More convenient way to initialize LoftQ (#1543)

Related to #1532 At the moment, using LoftQ is quite cumbersome, as shown in this example: https://github.com/huggingface/peft/tree/7e84dec20b3106bdd0a90ba8e80187f0aec835b7/examples/loftq_finetuning Essentially, users have to: 1. Load the non-quantized model with LoftQ (which can be quite huge) 2. Modify the PEFT config 3. Save the adapter 4. Unwrap the base model 5. Save the base model with modified weights (i.e. a whole copy of the base model) 6. Load the base model from step 5 with bnb quantization 7. Load the adapter from step 3 Yes, there is a helper script to do this, but this still has the advantage that we need to load the non-quantized model and that we have to create a completely new model checkpoint with the modified weights. This PR aims to make this process more convenient by adding a single function replace_lora_weights_loftq. This function takes the bnb-quantized LoRA model as input. Then it goes through each module with LoRA weights, lazily loads the corresponding non-quantized weights one at a time using safetensors, computes the quantization error, and replaces the LoRA weights with LoftQ-initialized LoRA weights. This is much more convenient because we only require very little extra memory thanks to lazy loading, and we don't have to keep an extra copy of the weights. While working on this, I still found that LoftQ initialization often did not seem to help a lot, as mentioned in #1532. I measured this by creating (1) logits with the base model, (2) with the quantized+LoRA model, and (3) with the quantized+LoRA+LoftQ model. The expectation is that (1) should be closer to (3) than to (2).
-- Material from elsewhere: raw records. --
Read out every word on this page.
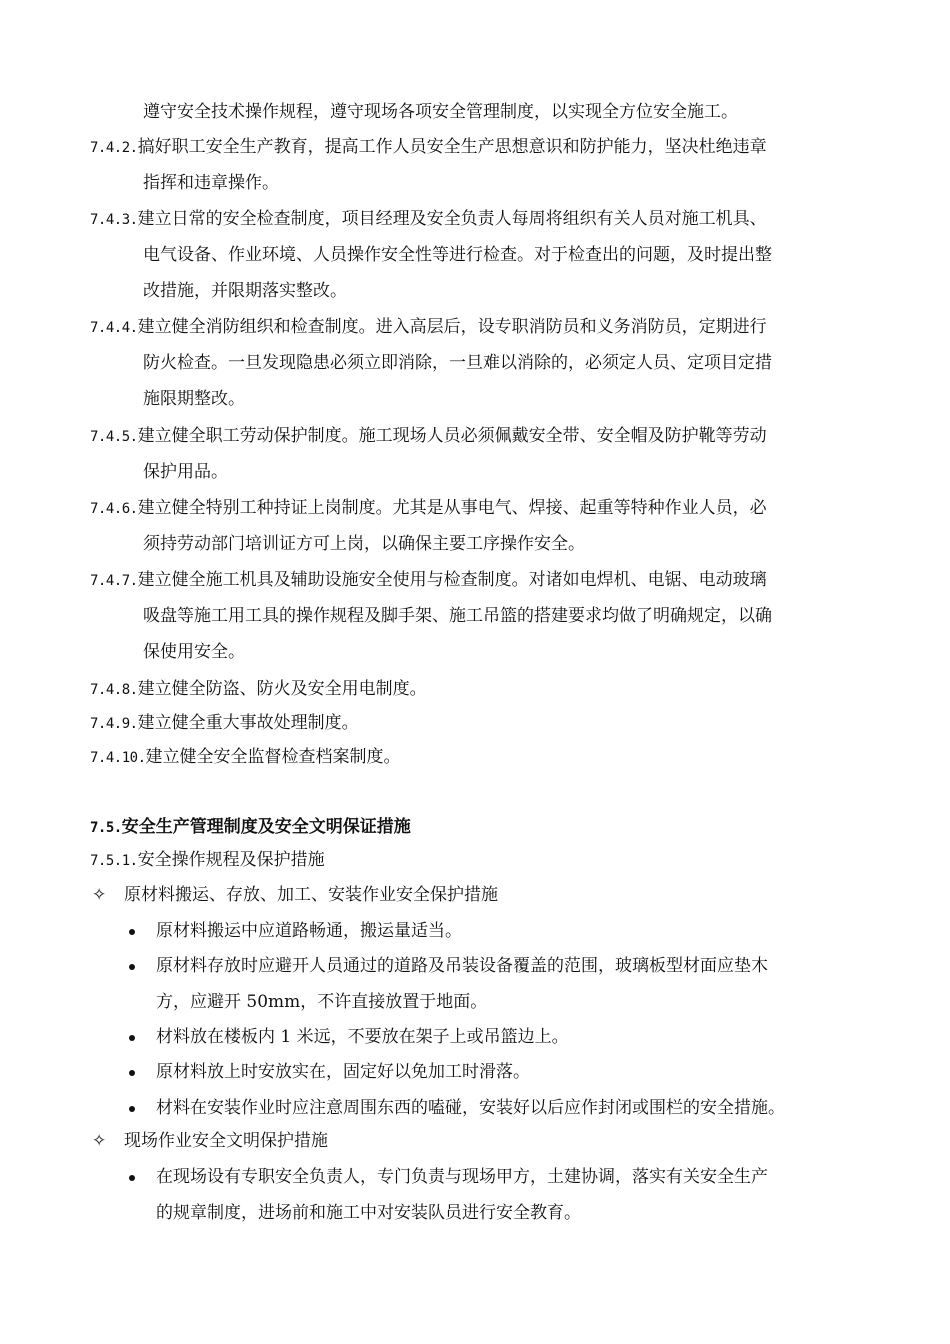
遵守安全技术操作规程，遵守现场各项安全管理制度，以实现全方位安全施工。
7.4.2.搞好职工安全生产教育，提高工作人员安全生产思想意识和防护能力，坚决杜绝违章
指挥和违章操作。
7.4.3.建立日常的安全检查制度，项目经理及安全负责人每周将组织有关人员对施工机具、
电气设备、作业环境、人员操作安全性等进行检查。对于检查出的问题，及时提出整
改措施，并限期落实整改。
7.4.4.建立健全消防组织和检查制度。进入高层后，设专职消防员和义务消防员，定期进行
防火检查。一旦发现隐患必须立即消除，一旦难以消除的，必须定人员、定项目定措
施限期整改。
7.4.5.建立健全职工劳动保护制度。施工现场人员必须佩戴安全带、安全帽及防护靴等劳动
保护用品。
7.4.6.建立健全特别工种持证上岗制度。尤其是从事电气、焊接、起重等特种作业人员，必
须持劳动部门培训证方可上岗，以确保主要工序操作安全。
7.4.7.建立健全施工机具及辅助设施安全使用与检查制度。对诸如电焊机、电锯、电动玻璃
吸盘等施工用工具的操作规程及脚手架、施工吊篮的搭建要求均做了明确规定，以确
保使用安全。
7.4.8.建立健全防盗、防火及安全用电制度。
7.4.9.建立健全重大事故处理制度。
7.4.10.建立健全安全监督检查档案制度。
7.5.安全生产管理制度及安全文明保证措施
7.5.1.安全操作规程及保护措施
✧ 原材料搬运、存放、加工、安装作业安全保护措施
原材料搬运中应道路畅通，搬运量适当。
原材料存放时应避开人员通过的道路及吊装设备覆盖的范围，玻璃板型材面应垫木
方，应避开 50mm，不许直接放置于地面。
材料放在楼板内 1 米远，不要放在架子上或吊篮边上。
原材料放上时安放实在，固定好以免加工时滑落。
材料在安装作业时应注意周围东西的嗑碰，安装好以后应作封闭或围栏的安全措施。
✧ 现场作业安全文明保护措施
在现场设有专职安全负责人，专门负责与现场甲方，土建协调，落实有关安全生产
的规章制度，进场前和施工中对安装队员进行安全教育。
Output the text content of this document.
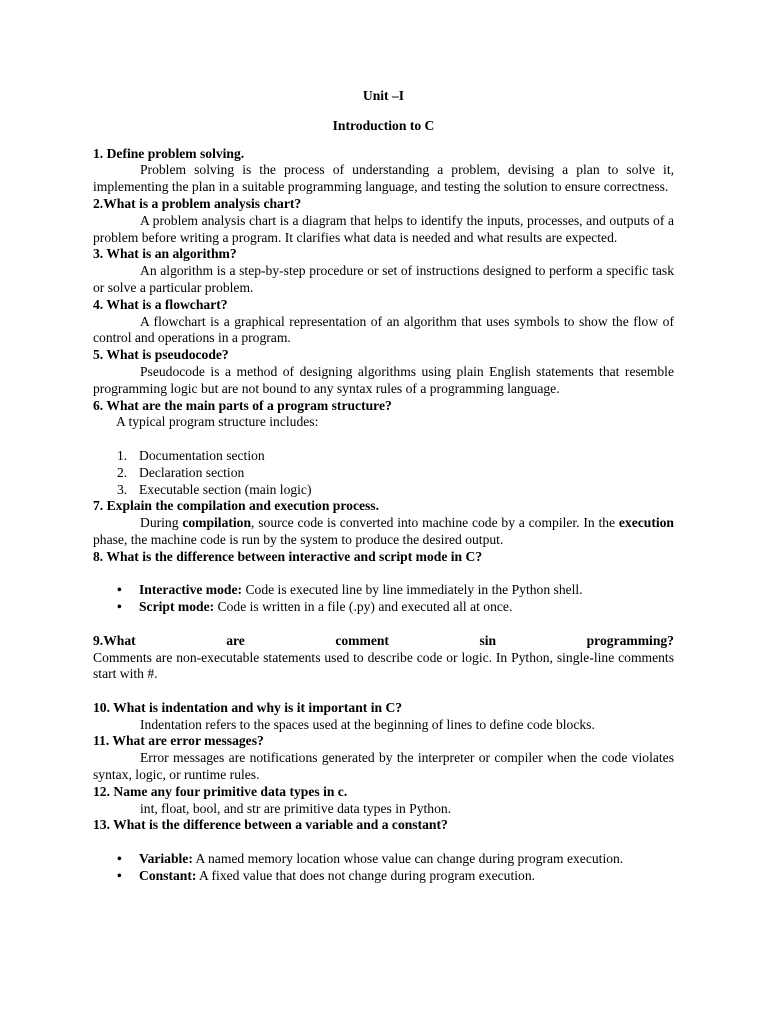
Unit –I
Introduction to C
1. Define problem solving.
Problem solving is the process of understanding a problem, devising a plan to solve it, implementing the plan in a suitable programming language, and testing the solution to ensure correctness.
2.What is a problem analysis chart?
A problem analysis chart is a diagram that helps to identify the inputs, processes, and outputs of a problem before writing a program. It clarifies what data is needed and what results are expected.
3. What is an algorithm?
An algorithm is a step-by-step procedure or set of instructions designed to perform a specific task or solve a particular problem.
4. What is a flowchart?
A flowchart is a graphical representation of an algorithm that uses symbols to show the flow of control and operations in a program.
5. What is pseudocode?
Pseudocode is a method of designing algorithms using plain English statements that resemble programming logic but are not bound to any syntax rules of a programming language.
6. What are the main parts of a program structure?
A typical program structure includes:
1. Documentation section
2. Declaration section
3. Executable section (main logic)
7. Explain the compilation and execution process.
During compilation, source code is converted into machine code by a compiler. In the execution phase, the machine code is run by the system to produce the desired output.
8. What is the difference between interactive and script mode in C?
• Interactive mode: Code is executed line by line immediately in the Python shell.
• Script mode: Code is written in a file (.py) and executed all at once.
9.What	are	comment	sin	programming?
Comments are non-executable statements used to describe code or logic. In Python, single-line comments start with #.
10. What is indentation and why is it important in C?
Indentation refers to the spaces used at the beginning of lines to define code blocks.
11. What are error messages?
Error messages are notifications generated by the interpreter or compiler when the code violates syntax, logic, or runtime rules.
12. Name any four primitive data types in c.
int, float, bool, and str are primitive data types in Python.
13. What is the difference between a variable and a constant?
• Variable: A named memory location whose value can change during program execution.
• Constant: A fixed value that does not change during program execution.
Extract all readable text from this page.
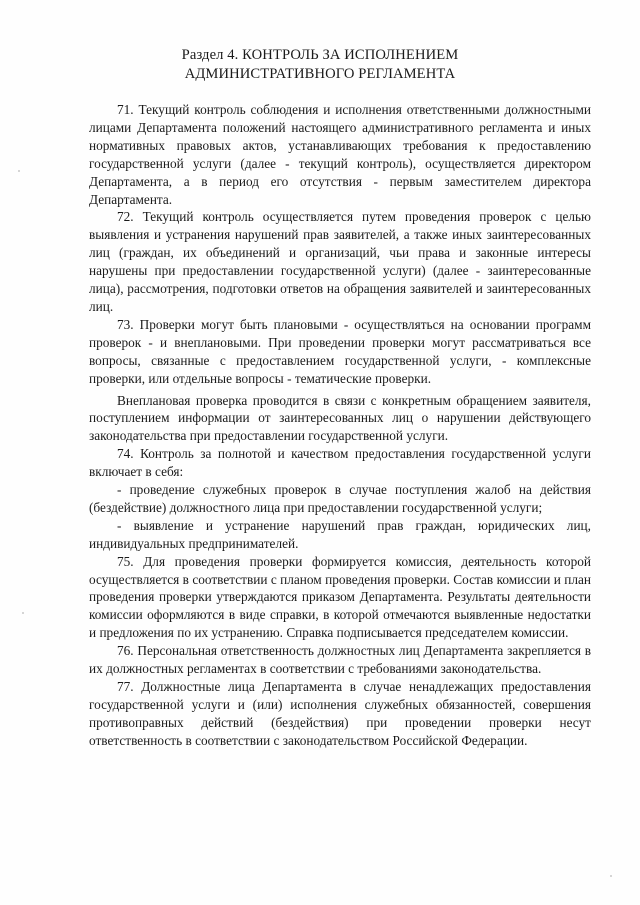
Раздел 4. КОНТРОЛЬ ЗА ИСПОЛНЕНИЕМ
АДМИНИСТРАТИВНОГО РЕГЛАМЕНТА

71. Текущий контроль соблюдения и исполнения ответственными должностными лицами Департамента положений настоящего административного регламента и иных нормативных правовых актов, устанавливающих требования к предоставлению государственной услуги (далее - текущий контроль), осуществляется директором Департамента, а в период его отсутствия - первым заместителем директора Департамента.

72. Текущий контроль осуществляется путем проведения проверок с целью выявления и устранения нарушений прав заявителей, а также иных заинтересованных лиц (граждан, их объединений и организаций, чьи права и законные интересы нарушены при предоставлении государственной услуги) (далее - заинтересованные лица), рассмотрения, подготовки ответов на обращения заявителей и заинтересованных лиц.

73. Проверки могут быть плановыми - осуществляться на основании программ проверок - и внеплановыми. При проведении проверки могут рассматриваться все вопросы, связанные с предоставлением государственной услуги, - комплексные проверки, или отдельные вопросы - тематические проверки.

Внеплановая проверка проводится в связи с конкретным обращением заявителя, поступлением информации от заинтересованных лиц о нарушении действующего законодательства при предоставлении государственной услуги.

74. Контроль за полнотой и качеством предоставления государственной услуги включает в себя:

- проведение служебных проверок в случае поступления жалоб на действия (бездействие) должностного лица при предоставлении государственной услуги;

- выявление и устранение нарушений прав граждан, юридических лиц, индивидуальных предпринимателей.

75. Для проведения проверки формируется комиссия, деятельность которой осуществляется в соответствии с планом проведения проверки. Состав комиссии и план проведения проверки утверждаются приказом Департамента. Результаты деятельности комиссии оформляются в виде справки, в которой отмечаются выявленные недостатки и предложения по их устранению. Справка подписывается председателем комиссии.

76. Персональная ответственность должностных лиц Департамента закрепляется в их должностных регламентах в соответствии с требованиями законодательства.

77. Должностные лица Департамента в случае ненадлежащих предоставления государственной услуги и (или) исполнения служебных обязанностей, совершения противоправных действий (бездействия) при проведении проверки несут ответственность в соответствии с законодательством Российской Федерации.
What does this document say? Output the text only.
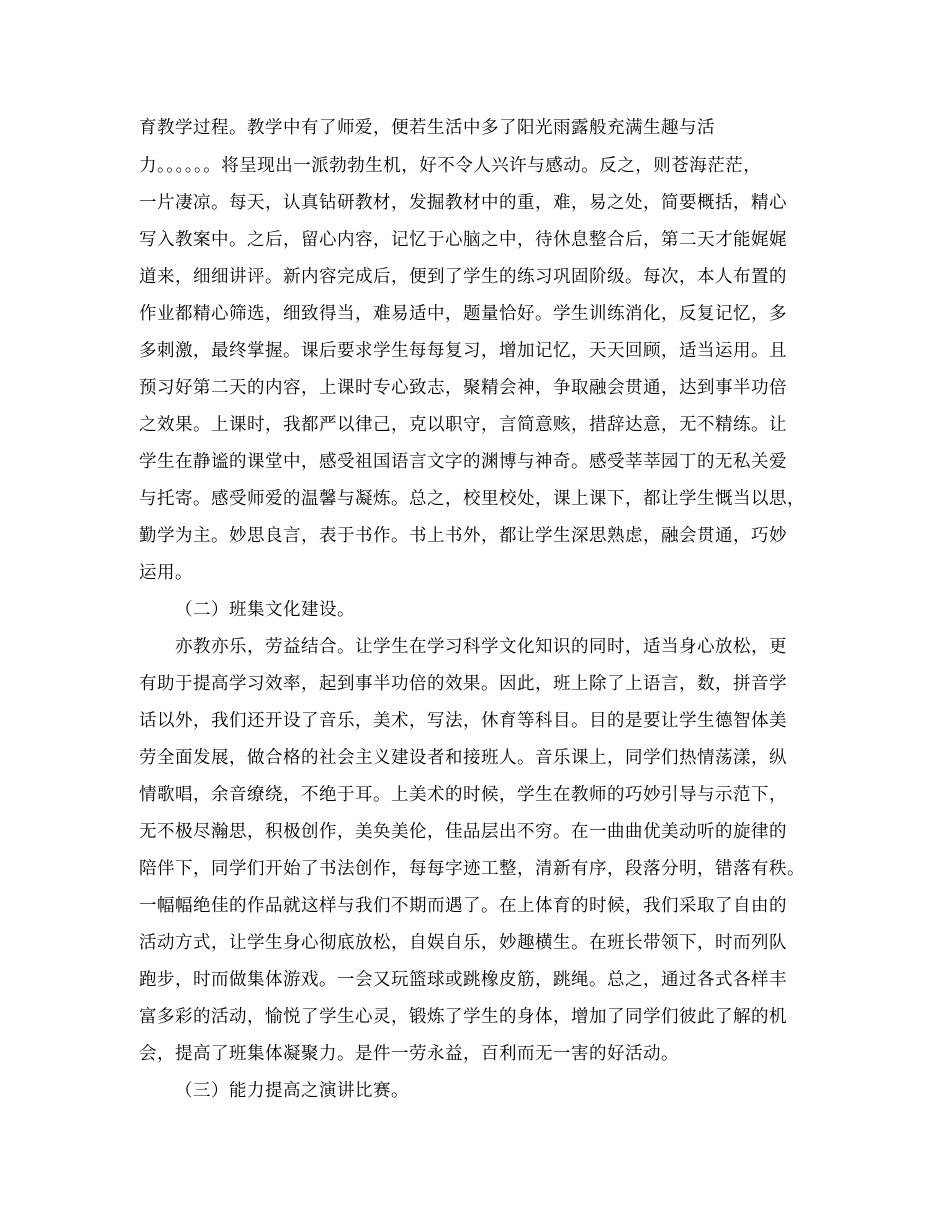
育教学过程。教学中有了师爱，便若生活中多了阳光雨露般充满生趣与活
力。。。。。。将呈现出一派勃勃生机，好不令人兴许与感动。反之，则苍海茫茫，
一片凄凉。每天，认真钻研教材，发掘教材中的重，难，易之处，简要概括，精心
写入教案中。之后，留心内容，记忆于心脑之中，待休息整合后，第二天才能娓娓
道来，细细讲评。新内容完成后，便到了学生的练习巩固阶级。每次，本人布置的
作业都精心筛选，细致得当，难易适中，题量恰好。学生训练消化，反复记忆，多
多刺激，最终掌握。课后要求学生每每复习，增加记忆，天天回顾，适当运用。且
预习好第二天的内容，上课时专心致志，聚精会神，争取融会贯通，达到事半功倍
之效果。上课时，我都严以律己，克以职守，言简意赅，措辞达意，无不精练。让
学生在静谧的课堂中，感受祖国语言文字的渊博与神奇。感受莘莘园丁的无私关爱
与托寄。感受师爱的温馨与凝炼。总之，校里校处，课上课下，都让学生慨当以思，
勤学为主。妙思良言，表于书作。书上书外，都让学生深思熟虑，融会贯通，巧妙
运用。
（二）班集文化建设。
亦教亦乐，劳益结合。让学生在学习科学文化知识的同时，适当身心放松，更
有助于提高学习效率，起到事半功倍的效果。因此，班上除了上语言，数，拼音学
话以外，我们还开设了音乐，美术，写法，休育等科目。目的是要让学生德智体美
劳全面发展，做合格的社会主义建设者和接班人。音乐课上，同学们热情荡漾，纵
情歌唱，余音缭绕，不绝于耳。上美术的时候，学生在教师的巧妙引导与示范下，
无不极尽瀚思，积极创作，美奂美伦，佳品层出不穷。在一曲曲优美动听的旋律的
陪伴下，同学们开始了书法创作，每每字迹工整，清新有序，段落分明，错落有秩。
一幅幅绝佳的作品就这样与我们不期而遇了。在上体育的时候，我们采取了自由的
活动方式，让学生身心彻底放松，自娱自乐，妙趣横生。在班长带领下，时而列队
跑步，时而做集体游戏。一会又玩篮球或跳橡皮筋，跳绳。总之，通过各式各样丰
富多彩的活动，愉悦了学生心灵，锻炼了学生的身体，增加了同学们彼此了解的机
会，提高了班集体凝聚力。是件一劳永益，百利而无一害的好活动。
（三）能力提高之演讲比赛。
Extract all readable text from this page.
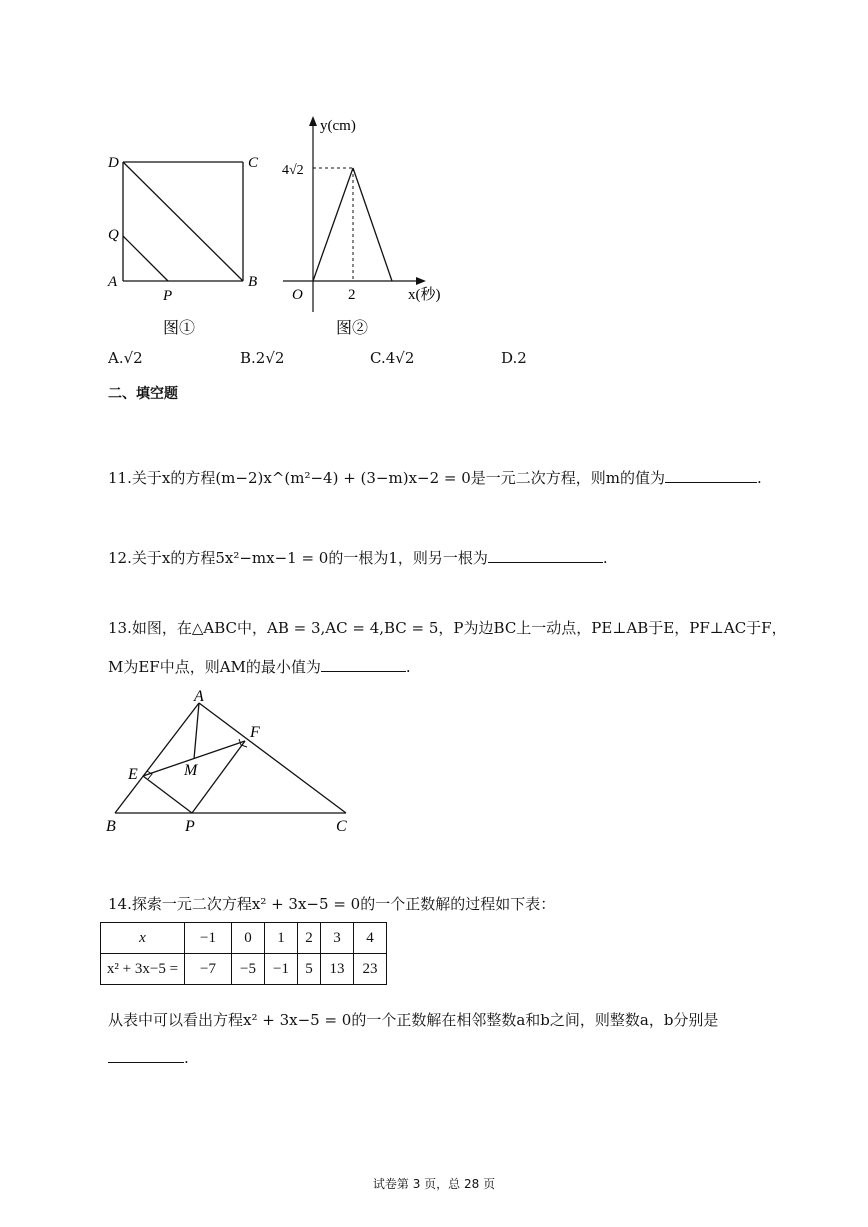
D	C
Q
A	B
P
图①
y(cm)
4√2
O	2	x(秒)
图②
A.√2	B.2√2	C.4√2	D.2
二、填空题
11.关于x的方程(m−2)x^(m²−4) + (3−m)x−2 = 0是一元二次方程，则m的值为	.
12.关于x的方程5x²−mx−1 = 0的一根为1，则另一根为	.
13.如图，在△ABC中，AB = 3,AC = 4,BC = 5，P为边BC上一动点，PE⊥AB于E，PF⊥AC于F，
M为EF中点，则AM的最小值为	.
A
F
E	M
B	P	C
14.探索一元二次方程x² + 3x−5 = 0的一个正数解的过程如下表：
x	−1	0	1	2	3	4
x² + 3x−5 =	−7	−5	−1	5	13	23
从表中可以看出方程x² + 3x−5 = 0的一个正数解在相邻整数a和b之间，则整数a，b分别是
.
试卷第 3 页，总 28 页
This was often not the case. I therefore added the possibility to run a check each time that we replace a LoRA weight with the LoftQ weights. If this check returns True, we proceed to the next weight, otherwise we discard the change. That way, we only make the replacement with LoftQ weights if we see a real improvement. Of course, this is only a form of greedy optimization, but it seems to work in practice. And since it's optional, users can choose not to use it. This doesn't support 8bit quantization and the num_iter arguments of LoftQ. However, the replace_lora_weights_loftq function can be called multiple times in a row for slightly improved results. --------- Co-authored-by: Steven Liu <[email protected]>
huggingface · Mar 20, 2024 · 8e979fc · 8e979fc
1 parent a86b29a
commit 8e979fc
Show file tree

Hide file tree

Showing 8 changed files with 1,086 additions and 2 deletions.
diff --git a/docs/source/developer_guides/lora.md b/docs/source/developer_guides/lora.md
@@ -42,10 +42,37 @@ config = LoraConfig(init_lora_weights=False, ...)
 
 ### LoftQ
 
+#### Standard approach
+
 When quantizing the base model for QLoRA training, consider using the [LoftQ initialization](https://arxiv.org/abs/2310.08659), which has been shown to improve performance when training quantized models. The idea is that the LoRA weights are initialized such that the quantization error is minimized. To use LoftQ, follow [these instructions](https://github.com/huggingface/peft/tree/main/examples/loftq_finetuning).
 
 In general, for LoftQ to work best, it is recommended to target as many layers with LoRA as possible, since those not targeted cannot have LoftQ applied. This means that passing `LoraConfig(..., target_modules="all-linear")` will most likely give the best results. Also, you should use `nf4` as quant type in your quantization config when using 4bit quantization, i.e. `BitsAndBytesConfig(load_in_4bit=True, bnb_4bit_quant_type="nf4")`.
 
+#### A more convienient way
+
+An easier but more limited way to apply LoftQ initialization is to use the convenience function `replace_lora_weights_loftq`. This takes the quantized PEFT model as input and replaces the LoRA weights in-place with their LoftQ-initialized counterparts.
+
+```python
+from peft import replace_lora_weights_loftq
+from transformers import BitsAndBytesConfig
+
+bnb_config = BitsAndBytesConfig(load_in_4bit, ...)
+base_model = AutoModelForCausalLM.from_pretrained(..., quantization_config=bnb_config)
+# note: don't pass init_lora_weights="loftq" or loftq_config!
+lora_config = LoraConfig(task_type="CAUSAL_LM")
+peft_model = get_peft_model(base_model, lora_config)
+replace_lora_weights_loft(peft_model)
+```
+
+`replace_lora_weights_loftq` also allows you to pass a `callback` argument to give you more control over which layers should be modified or not, which empirically can improve the results quite a lot. To see a more elaborate example of this, check out [this notebook](https://github.com/huggingface/peft/blob/main/examples/loftq_finetuning/LoftQ_weight_replacement.ipynb).
+
+`replace_lora_weights_loftq` implements only one iteration step of LoftQ. This means that only the LoRA weights are updated, instead of iteratevily updating LoRA weights and quantized base model weights. This may lead to lower performance but has the advantage that we can use the original quantized weights derived from the base model, instead of having to keep an extra copy of modified quantized weights. Whether this tradeoff is worthwhile depends on the use case.
+
+At the moment, `replace_lora_weights_loftq` has these additional limitations:
+
+- Model files must be stored as a `safetensors` file.
+- Only bitsandbytes 4bit quantization is supported.
+
 <Tip>
 
 Learn more about how PEFT works with quantization in the [Quantization](quantization) guide.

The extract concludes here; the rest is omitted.